The firm is introducing a second flexible packaging line to its factory in Derby in a bid to reduce its labour costs by about 30%. The line will be financed by a £1M capex investment, and will be implemented sometime in April and May, according to a spokeswoman for the company.
She said Thorntons was also looking to increase buying ingredients, such as nuts, through e-auctions. Reverse auctions, as they are otherwise known, are procurement tools in which the roles of the buyer and seller are reversed, as suppliers compete to obtain business. Last year, Thorntons made a six-figure saving when e-sourcing specialist Wax Digital (WD) masterminded several managed reverse auctions for the business, as reported in Food Manufacture.
In its latest interim management statement, released last week, the company revealed that its profits had dropped dramatically, largely due to the poor trading in its own stores during the period before Christmas. However, commercial sales grew by 8.9% to £32.4M despite the loss of the Woolworths business.

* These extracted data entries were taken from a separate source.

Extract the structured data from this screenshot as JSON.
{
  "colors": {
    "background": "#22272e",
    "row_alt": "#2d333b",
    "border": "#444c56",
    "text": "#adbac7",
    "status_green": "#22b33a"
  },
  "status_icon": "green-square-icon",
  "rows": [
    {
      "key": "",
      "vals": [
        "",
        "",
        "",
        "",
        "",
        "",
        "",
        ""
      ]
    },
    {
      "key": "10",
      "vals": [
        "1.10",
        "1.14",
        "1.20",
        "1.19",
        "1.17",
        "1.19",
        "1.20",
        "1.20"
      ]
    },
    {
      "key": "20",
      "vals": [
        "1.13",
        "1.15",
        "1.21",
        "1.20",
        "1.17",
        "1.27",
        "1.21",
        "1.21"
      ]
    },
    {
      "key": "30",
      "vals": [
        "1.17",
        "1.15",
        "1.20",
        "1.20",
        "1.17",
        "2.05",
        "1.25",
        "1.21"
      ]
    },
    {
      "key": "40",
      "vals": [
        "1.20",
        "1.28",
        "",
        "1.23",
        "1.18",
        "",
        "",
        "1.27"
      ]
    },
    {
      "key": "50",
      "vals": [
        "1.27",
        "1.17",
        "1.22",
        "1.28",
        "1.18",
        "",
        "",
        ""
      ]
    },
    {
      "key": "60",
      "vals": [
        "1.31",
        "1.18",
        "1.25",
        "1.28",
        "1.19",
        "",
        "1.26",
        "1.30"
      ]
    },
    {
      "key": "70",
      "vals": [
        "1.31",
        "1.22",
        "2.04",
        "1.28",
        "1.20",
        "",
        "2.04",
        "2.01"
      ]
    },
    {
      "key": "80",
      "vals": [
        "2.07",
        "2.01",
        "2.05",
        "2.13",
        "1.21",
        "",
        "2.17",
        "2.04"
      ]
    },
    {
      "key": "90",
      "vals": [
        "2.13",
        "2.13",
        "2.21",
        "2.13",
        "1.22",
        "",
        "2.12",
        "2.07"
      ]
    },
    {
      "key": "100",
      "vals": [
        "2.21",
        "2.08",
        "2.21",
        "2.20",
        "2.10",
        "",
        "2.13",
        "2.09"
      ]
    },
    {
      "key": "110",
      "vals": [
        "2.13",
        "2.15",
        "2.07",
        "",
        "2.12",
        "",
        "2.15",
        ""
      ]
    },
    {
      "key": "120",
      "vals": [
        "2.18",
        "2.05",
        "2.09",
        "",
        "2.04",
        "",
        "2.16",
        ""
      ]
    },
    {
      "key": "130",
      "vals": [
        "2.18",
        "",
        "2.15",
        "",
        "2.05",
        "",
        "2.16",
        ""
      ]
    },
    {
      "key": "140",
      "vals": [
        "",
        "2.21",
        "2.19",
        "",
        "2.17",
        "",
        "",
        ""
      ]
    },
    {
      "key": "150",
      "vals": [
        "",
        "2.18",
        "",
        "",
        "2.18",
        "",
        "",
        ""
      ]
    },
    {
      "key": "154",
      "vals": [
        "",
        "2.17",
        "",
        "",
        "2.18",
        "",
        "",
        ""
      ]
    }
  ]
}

The “difficulties faced by Woolworths were anticipated and our receivables were well managed, resulting in a small bad debt of £150,000 when Woolworths went into administration”, said chief executive Mike Davies in Thorntons’ interim statement.
The company said it hoped to take advantage of several opportunities to help it improve performance in the second half of the financial year. “These include a three-week-longer selling season due to a late Easter, increased selling opportunities following the closure of Woolworths and improved productivity versus last year when we incurred higher costs due to the early Easter,” added Davies.